The second thing I found interesting in Goldstein's book is Ferdinand and Isabella's reason for the expulsion. Since the monarchs gave Jews the option to convert, they clearly were not essentialists; in other words, if Jews could stay by changing their religion, they could not have been thought of as inherently bad. So why were the told to leave if they would not convert? Goldstein quotes the Alhambra Decree
We have been informed that within our kingdom there are evil Christians who have converted to Judaism and who have thereby betrayed our holy Catholic faith. This most unfortunate development has been brought about as a result of the contact between Jews and Christians.... We have decided that no further opportunities should be given for additional damage to our holy faith.... Thus, we hereby order the expulsion of all Jews, both male and female, and of all ages, who live in our kingdom and in all areas in our possession, whether such Jews have been born here or not.... These Jews are to depart from our kingdom and from all areas in our possession by the end of July, together with their Jewish sons and daughters, their Jewish servants and their Jewish relatives. [Emphasis added.]

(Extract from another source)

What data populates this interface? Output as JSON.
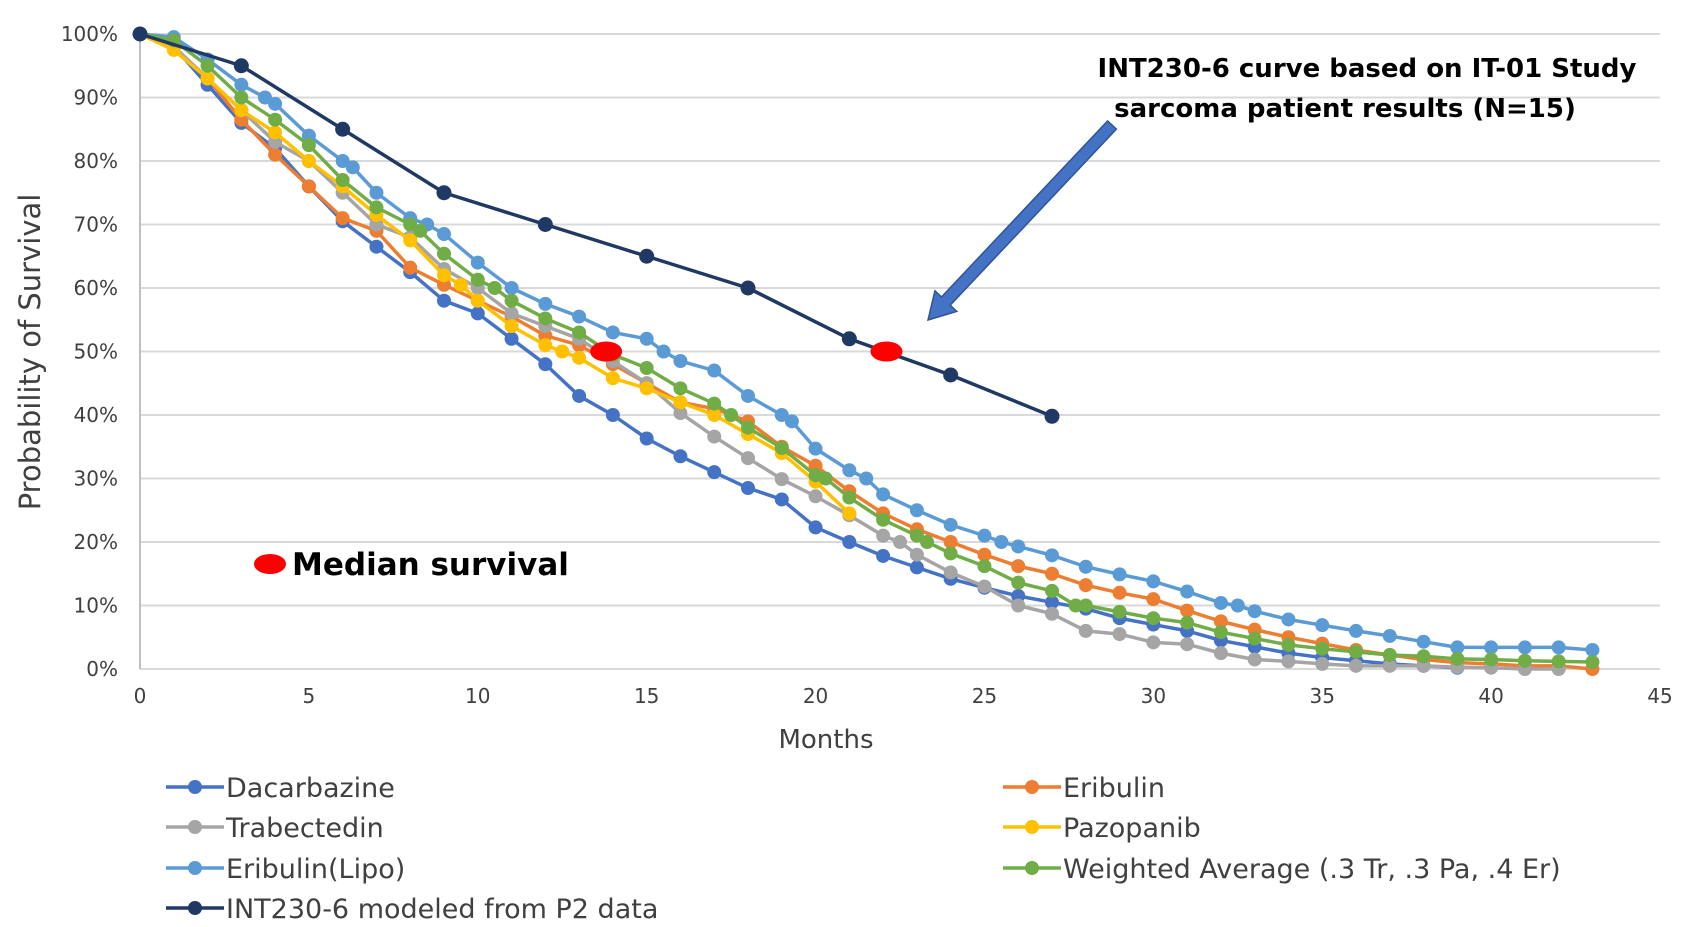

What's interesting here is that we find virtually the same justification for the genocide committed by Joshua's forces under Yahweh's mandate after the exodus from Egypt in the 13th century BCE. Here's Deuteronomy 7:
1 When HaShem ["the Name"] thy God shall bring thee into the land whither thou goest to possess it, and shall cast out many nations before thee, the Hittite, and the Girgashite, and the Amorite, and the Canaanite, and the Perizzite, and the Hivite, and the Jebusite, seven nations greater and mightier than thou; 2 and when HaShem thy God shall deliver them up before thee, and thou shalt smite them; then thou shalt utterly destroy them; thou shalt make no covenant with them, nor show mercy unto them; 3 neither shalt thou make marriages with them: thy daughter thou shalt not give unto his son, nor his daughter shalt thou take unto thy son. 4 For he will turn away thy son from following Me, that they may serve other gods; so will the anger of HaShem be kindled against you, and He will destroy thee quickly. 5 But thus shall ye deal with them: ye shall break down their altars, and dash in pieces their pillars, and hew down their Asherim [a sacred tree or pole located at Canaanite religious locations], and burn their graven images with fire. 6 For thou art a holy people unto HaShem thy God: HaShem thy God hath chosen thee to be His own treasure, out of all peoples that are upon the face of the earth. [Emphasis added.]

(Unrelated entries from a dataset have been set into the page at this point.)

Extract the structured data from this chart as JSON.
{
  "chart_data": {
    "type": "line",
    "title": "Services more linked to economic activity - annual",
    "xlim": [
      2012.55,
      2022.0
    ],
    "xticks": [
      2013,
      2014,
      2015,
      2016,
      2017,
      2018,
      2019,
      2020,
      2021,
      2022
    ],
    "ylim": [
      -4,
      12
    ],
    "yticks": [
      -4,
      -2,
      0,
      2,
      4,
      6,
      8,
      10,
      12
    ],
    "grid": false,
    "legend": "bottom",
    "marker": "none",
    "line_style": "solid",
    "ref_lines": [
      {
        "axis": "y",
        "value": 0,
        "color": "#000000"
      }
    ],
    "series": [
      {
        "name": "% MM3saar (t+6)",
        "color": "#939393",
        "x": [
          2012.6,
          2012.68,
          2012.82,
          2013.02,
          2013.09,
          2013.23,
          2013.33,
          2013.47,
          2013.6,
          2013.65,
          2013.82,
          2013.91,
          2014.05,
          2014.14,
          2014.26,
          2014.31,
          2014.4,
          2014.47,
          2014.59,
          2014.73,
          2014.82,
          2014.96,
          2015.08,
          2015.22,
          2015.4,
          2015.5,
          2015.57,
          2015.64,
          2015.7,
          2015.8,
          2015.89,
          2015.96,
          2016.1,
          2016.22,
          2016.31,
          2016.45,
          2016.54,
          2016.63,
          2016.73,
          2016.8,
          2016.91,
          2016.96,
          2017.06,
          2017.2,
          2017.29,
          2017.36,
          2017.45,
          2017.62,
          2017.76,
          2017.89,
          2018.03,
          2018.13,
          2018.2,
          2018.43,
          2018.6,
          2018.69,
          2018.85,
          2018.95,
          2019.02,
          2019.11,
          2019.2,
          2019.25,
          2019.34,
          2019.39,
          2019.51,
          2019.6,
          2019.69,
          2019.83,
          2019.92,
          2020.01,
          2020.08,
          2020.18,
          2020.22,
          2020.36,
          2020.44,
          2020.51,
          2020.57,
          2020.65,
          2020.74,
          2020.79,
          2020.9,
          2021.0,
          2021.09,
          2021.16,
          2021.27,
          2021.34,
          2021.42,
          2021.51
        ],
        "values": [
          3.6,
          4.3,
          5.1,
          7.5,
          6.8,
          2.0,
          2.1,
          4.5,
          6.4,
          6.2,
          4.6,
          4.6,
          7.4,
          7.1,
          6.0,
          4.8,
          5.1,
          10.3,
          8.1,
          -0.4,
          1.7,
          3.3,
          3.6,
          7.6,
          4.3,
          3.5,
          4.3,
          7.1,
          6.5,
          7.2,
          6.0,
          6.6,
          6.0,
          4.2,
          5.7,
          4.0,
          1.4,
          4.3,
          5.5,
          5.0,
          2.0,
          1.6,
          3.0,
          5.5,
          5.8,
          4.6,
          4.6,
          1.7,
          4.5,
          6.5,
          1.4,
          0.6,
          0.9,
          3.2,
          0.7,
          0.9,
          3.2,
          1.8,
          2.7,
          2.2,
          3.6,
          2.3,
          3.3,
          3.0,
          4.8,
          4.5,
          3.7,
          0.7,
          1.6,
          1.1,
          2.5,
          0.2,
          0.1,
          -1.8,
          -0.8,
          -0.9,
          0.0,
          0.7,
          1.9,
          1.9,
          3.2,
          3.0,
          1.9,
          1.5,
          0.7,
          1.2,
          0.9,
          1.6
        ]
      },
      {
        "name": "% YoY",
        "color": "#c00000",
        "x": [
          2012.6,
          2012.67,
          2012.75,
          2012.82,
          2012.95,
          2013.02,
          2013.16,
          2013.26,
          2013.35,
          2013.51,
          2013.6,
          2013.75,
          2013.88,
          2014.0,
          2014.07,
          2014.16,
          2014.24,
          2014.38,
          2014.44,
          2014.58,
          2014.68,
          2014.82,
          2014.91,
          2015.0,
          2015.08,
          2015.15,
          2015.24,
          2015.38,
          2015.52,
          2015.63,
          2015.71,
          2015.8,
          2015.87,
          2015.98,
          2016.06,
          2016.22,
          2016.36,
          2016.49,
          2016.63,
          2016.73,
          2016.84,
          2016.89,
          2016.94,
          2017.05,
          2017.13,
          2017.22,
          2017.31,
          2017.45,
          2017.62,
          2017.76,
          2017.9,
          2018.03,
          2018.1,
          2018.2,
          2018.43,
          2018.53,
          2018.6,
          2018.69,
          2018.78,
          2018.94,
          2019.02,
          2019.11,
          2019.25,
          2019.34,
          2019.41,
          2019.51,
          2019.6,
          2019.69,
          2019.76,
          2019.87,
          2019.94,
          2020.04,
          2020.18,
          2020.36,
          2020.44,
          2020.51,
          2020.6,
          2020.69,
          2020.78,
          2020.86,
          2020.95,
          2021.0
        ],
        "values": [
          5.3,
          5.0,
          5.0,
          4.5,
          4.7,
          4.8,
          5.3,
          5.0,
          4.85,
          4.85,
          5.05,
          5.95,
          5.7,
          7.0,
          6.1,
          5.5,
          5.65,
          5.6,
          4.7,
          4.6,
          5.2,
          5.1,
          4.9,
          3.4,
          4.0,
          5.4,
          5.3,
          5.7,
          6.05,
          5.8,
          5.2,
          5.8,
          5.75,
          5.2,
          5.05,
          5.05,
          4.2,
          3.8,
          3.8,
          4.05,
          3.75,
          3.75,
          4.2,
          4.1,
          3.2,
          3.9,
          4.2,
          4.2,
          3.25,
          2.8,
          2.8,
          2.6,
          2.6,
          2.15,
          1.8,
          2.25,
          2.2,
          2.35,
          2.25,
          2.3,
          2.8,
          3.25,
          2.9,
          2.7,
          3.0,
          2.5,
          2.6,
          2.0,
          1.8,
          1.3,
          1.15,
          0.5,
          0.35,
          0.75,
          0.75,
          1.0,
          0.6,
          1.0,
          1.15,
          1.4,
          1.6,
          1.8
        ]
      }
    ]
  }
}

In both cases, then, the authorities worried that religious purity would be contaminated by by the Other's other religion. There was one big difference, however: the Canaanites were not given the conversion option, which would of course have included male circumcision. Another thing: a few of the tribes, according to the story, violated God's mandate and let some Canaanite tribes live among them. I must note, however, that by some accounts, a thousand years later, in the second century BCE, when the Maccabees ruled Judea, their conquest of the urban centers of Idumaea, or Edom (now southwest Jordan), included an ultimatum to the residents convert (and be circumcised) or leave. (See Shaye J. D. Cohen, The Beginnings of Jewishness: Boundaries Varieties, Uncertainties.)  

As they say, what goes around comes around. But, of course, the royal expulsion was a gross injustice: the Jews of 1492 Spain had committed no injustice against anyone in Palestine 28 centuries earlier.

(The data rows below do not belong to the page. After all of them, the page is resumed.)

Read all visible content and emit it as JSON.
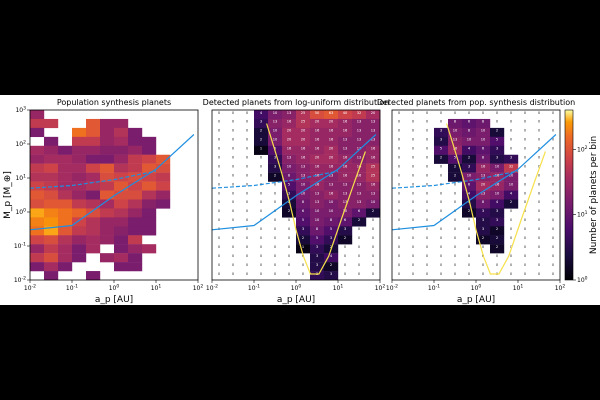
{
  "chart_data": {
    "type": "heatmap",
    "colormap": "inferno",
    "colors": {
      "black_bar": "#000000",
      "mass_line": "#1f8fe0",
      "detection_curve": "#f6e04a",
      "background": "#ffffff"
    },
    "x_axis": {
      "label": "a_p [AU]",
      "scale": "log",
      "range": [
        0.01,
        100
      ],
      "tick_labels": [
        "10^-2",
        "10^-1",
        "10^0",
        "10^1",
        "10^2"
      ]
    },
    "y_axis": {
      "label": "M_p [M_⊕]",
      "scale": "log",
      "range": [
        0.01,
        1000
      ],
      "tick_labels": [
        "10^-2",
        "10^-1",
        "10^0",
        "10^1",
        "10^2",
        "10^3"
      ]
    },
    "colorbar": {
      "label": "Number of planets per bin",
      "scale": "log",
      "range": [
        1,
        400
      ],
      "tick_labels": [
        "10^0",
        "10^1",
        "10^2"
      ]
    },
    "panels": [
      {
        "title": "Population synthesis planets",
        "grid": [
          [
            1.2,
            0,
            0,
            0,
            0,
            0,
            0,
            0,
            0,
            0,
            0,
            0
          ],
          [
            1.5,
            1.5,
            0,
            0,
            1.8,
            1.2,
            1.2,
            0,
            0,
            0,
            0,
            0
          ],
          [
            1,
            0,
            0,
            2,
            1.8,
            1.2,
            1.4,
            1,
            0,
            0,
            0,
            0
          ],
          [
            0,
            1,
            0,
            1.5,
            1.5,
            1.2,
            1.3,
            1,
            1,
            0,
            0,
            0
          ],
          [
            1.3,
            1.2,
            1,
            1.2,
            1.2,
            1.1,
            1.1,
            1.2,
            1,
            0,
            0,
            0
          ],
          [
            1.2,
            1.3,
            1.3,
            1.2,
            1,
            1,
            1.2,
            1.5,
            1.6,
            1.8,
            0,
            0
          ],
          [
            1.5,
            1.6,
            1.3,
            1.3,
            1.6,
            1.8,
            1.4,
            1.5,
            1.8,
            1.7,
            0,
            0
          ],
          [
            1.4,
            1.4,
            1.3,
            1.2,
            1.3,
            1.7,
            1.6,
            1.7,
            1.6,
            1.5,
            0,
            0
          ],
          [
            1.6,
            1.5,
            1.3,
            1.3,
            1.4,
            1.5,
            1.8,
            1.6,
            1.8,
            1.6,
            0,
            0
          ],
          [
            1.8,
            1.7,
            1.4,
            1.2,
            1,
            1.8,
            1.7,
            1.7,
            1.4,
            1.2,
            0,
            0
          ],
          [
            1.7,
            1.8,
            1.8,
            1.5,
            1.4,
            1.3,
            1.6,
            1.4,
            1.1,
            1,
            0,
            0
          ],
          [
            2.3,
            2.1,
            2,
            1.9,
            1.7,
            1.5,
            1.4,
            1.2,
            1,
            0,
            0,
            0
          ],
          [
            2.1,
            2.2,
            2,
            1.6,
            1.4,
            1.2,
            1.2,
            1,
            1,
            0,
            0,
            0
          ],
          [
            2,
            2.3,
            1.8,
            1.5,
            1.4,
            1.2,
            1.1,
            1,
            1,
            0,
            0,
            0
          ],
          [
            1.6,
            1.7,
            1.4,
            1.2,
            1.3,
            1.2,
            1,
            1.5,
            0,
            0,
            0,
            0
          ],
          [
            1.2,
            1.5,
            1.3,
            1,
            1.3,
            0,
            1,
            1.2,
            1.3,
            0,
            0,
            0
          ],
          [
            1.5,
            1.7,
            1.3,
            1,
            0,
            1.2,
            1.3,
            1,
            0,
            0,
            0,
            0
          ],
          [
            1,
            1.3,
            1,
            0,
            0,
            0,
            1,
            1,
            0,
            0,
            0,
            0
          ],
          [
            0,
            1,
            0,
            0,
            1,
            0,
            0,
            0,
            0,
            0,
            0,
            0
          ]
        ]
      },
      {
        "title": "Detected planets from log-uniform distribution",
        "grid": [
          [
            0,
            0,
            0,
            0.6,
            1,
            1.1,
            1.4,
            1.7,
            1.8,
            1.6,
            1.5,
            1.3
          ],
          [
            0,
            0,
            0,
            0.5,
            1.1,
            1.2,
            1.4,
            1.3,
            1.3,
            1.2,
            1.1,
            1.1
          ],
          [
            0,
            0,
            0,
            0.3,
            1,
            1.3,
            1.3,
            1.2,
            1.2,
            1.2,
            1.1,
            1.1
          ],
          [
            0,
            0,
            0,
            0.3,
            1,
            1.3,
            1.3,
            1.2,
            1.2,
            1.1,
            1.1,
            1.1
          ],
          [
            0,
            0,
            0,
            0.1,
            0.7,
            1.2,
            1.2,
            1.2,
            1.3,
            1.1,
            1.1,
            1.2
          ],
          [
            0,
            0,
            0,
            0,
            0.5,
            1.1,
            1.2,
            1.3,
            1.3,
            1.2,
            1.1,
            1.2
          ],
          [
            0,
            0,
            0,
            0,
            0.4,
            1,
            1.1,
            1.2,
            1.2,
            1.2,
            1.2,
            1.4
          ],
          [
            0,
            0,
            0,
            0,
            0.2,
            0.9,
            1.1,
            1.2,
            1.1,
            1.2,
            1.2,
            1.4
          ],
          [
            0,
            0,
            0,
            0,
            0,
            0.7,
            1,
            1.2,
            1.1,
            1.1,
            1.1,
            1.2
          ],
          [
            0,
            0,
            0,
            0,
            0,
            0.5,
            1,
            1.1,
            1.2,
            1.1,
            1.1,
            1.1
          ],
          [
            0,
            0,
            0,
            0,
            0,
            0.3,
            0.9,
            1.1,
            1,
            1.1,
            1.1,
            1
          ],
          [
            0,
            0,
            0,
            0,
            0,
            0.2,
            0.8,
            1,
            1,
            1,
            0.8,
            0.3
          ],
          [
            0,
            0,
            0,
            0,
            0,
            0,
            0.7,
            1,
            0.9,
            0.8,
            0.3,
            0
          ],
          [
            0,
            0,
            0,
            0,
            0,
            0,
            0.5,
            0.9,
            0.7,
            0.4,
            0,
            0
          ],
          [
            0,
            0,
            0,
            0,
            0,
            0,
            0.3,
            0.7,
            0.5,
            0.2,
            0,
            0
          ],
          [
            0,
            0,
            0,
            0,
            0,
            0,
            0.1,
            0.5,
            0.3,
            0,
            0,
            0
          ],
          [
            0,
            0,
            0,
            0,
            0,
            0,
            0,
            0.4,
            0.6,
            0,
            0,
            0
          ],
          [
            0,
            0,
            0,
            0,
            0,
            0,
            0,
            0.4,
            0.2,
            0,
            0,
            0
          ],
          [
            0,
            0,
            0,
            0,
            0,
            0,
            0,
            0.5,
            0.4,
            0,
            0,
            0
          ]
        ]
      },
      {
        "title": "Detected planets from pop. synthesis distribution",
        "grid": [
          [
            0,
            0,
            0,
            0,
            0,
            0,
            0,
            0,
            0,
            0,
            0,
            0
          ],
          [
            0,
            0,
            0,
            0,
            0.9,
            0.8,
            0.9,
            0,
            0,
            0,
            0,
            0
          ],
          [
            0,
            0,
            0,
            0.5,
            1,
            0.9,
            1,
            0.3,
            0,
            0,
            0,
            0
          ],
          [
            0,
            0,
            0,
            0.4,
            1.1,
            1,
            1,
            0.7,
            0,
            0,
            0,
            0
          ],
          [
            0,
            0,
            0,
            0.7,
            1.2,
            0.6,
            0.8,
            0.5,
            0,
            0,
            0,
            0
          ],
          [
            0,
            0,
            0,
            0.3,
            0.7,
            0.3,
            0.9,
            0.4,
            0.5,
            0,
            0,
            0
          ],
          [
            0,
            0,
            0,
            0,
            0.3,
            0.5,
            1.2,
            1,
            1.5,
            0,
            0,
            0
          ],
          [
            0,
            0,
            0,
            0,
            0.3,
            1,
            1.1,
            1.2,
            1,
            0,
            0,
            0
          ],
          [
            0,
            0,
            0,
            0,
            0,
            0.8,
            1.3,
            1.2,
            1,
            0,
            0,
            0
          ],
          [
            0,
            0,
            0,
            0,
            0,
            0.6,
            1.1,
            1,
            0.6,
            0,
            0,
            0
          ],
          [
            0,
            0,
            0,
            0,
            0,
            0.4,
            0.9,
            0.6,
            0.3,
            0,
            0,
            0
          ],
          [
            0,
            0,
            0,
            0,
            0,
            0.2,
            0.5,
            0.4,
            0,
            0,
            0,
            0
          ],
          [
            0,
            0,
            0,
            0,
            0,
            0,
            0.4,
            0.5,
            0,
            0,
            0,
            0
          ],
          [
            0,
            0,
            0,
            0,
            0,
            0,
            0.4,
            0.2,
            0,
            0,
            0,
            0
          ],
          [
            0,
            0,
            0,
            0,
            0,
            0,
            0.2,
            0.3,
            0,
            0,
            0,
            0
          ],
          [
            0,
            0,
            0,
            0,
            0,
            0,
            0,
            0.2,
            0,
            0,
            0,
            0
          ],
          [
            0,
            0,
            0,
            0,
            0,
            0,
            0,
            0,
            0,
            0,
            0,
            0
          ],
          [
            0,
            0,
            0,
            0,
            0,
            0,
            0,
            0,
            0,
            0,
            0,
            0
          ],
          [
            0,
            0,
            0,
            0,
            0,
            0,
            0,
            0,
            0,
            0,
            0,
            0
          ]
        ]
      }
    ],
    "mass_line": {
      "points": [
        [
          0.01,
          0.3
        ],
        [
          0.1,
          0.4
        ],
        [
          1,
          3
        ],
        [
          10,
          18
        ],
        [
          80,
          190
        ]
      ]
    },
    "mass_line_dashed": {
      "points": [
        [
          0.01,
          5
        ],
        [
          0.1,
          6
        ],
        [
          1,
          9
        ],
        [
          10,
          16
        ]
      ]
    },
    "detection_curve": {
      "points": [
        [
          0.2,
          400
        ],
        [
          0.3,
          80
        ],
        [
          0.45,
          15
        ],
        [
          0.7,
          2
        ],
        [
          1,
          0.3
        ],
        [
          1.5,
          0.05
        ],
        [
          2.2,
          0.015
        ],
        [
          3.5,
          0.015
        ],
        [
          6,
          0.05
        ],
        [
          12,
          0.6
        ],
        [
          25,
          8
        ],
        [
          45,
          60
        ]
      ]
    }
  }
}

Biblical fables notwithstanding, the Israelites were Canaanites, not sojourners, and archaeologists and historians have found no evidence for either the exodus from Egypt of an Israelite nation or Joshua's genocidal conquest of Canaan. In fact, for a long time the line between the Israelites' religion and the Canaanites' religion was faint and porous, which sometimes prompted oppression of polytheistic Hebrews by political/religious authorities striving to centralize their power in Jerusalem. Widespread monotheism did not get to the region for many hundreds of years.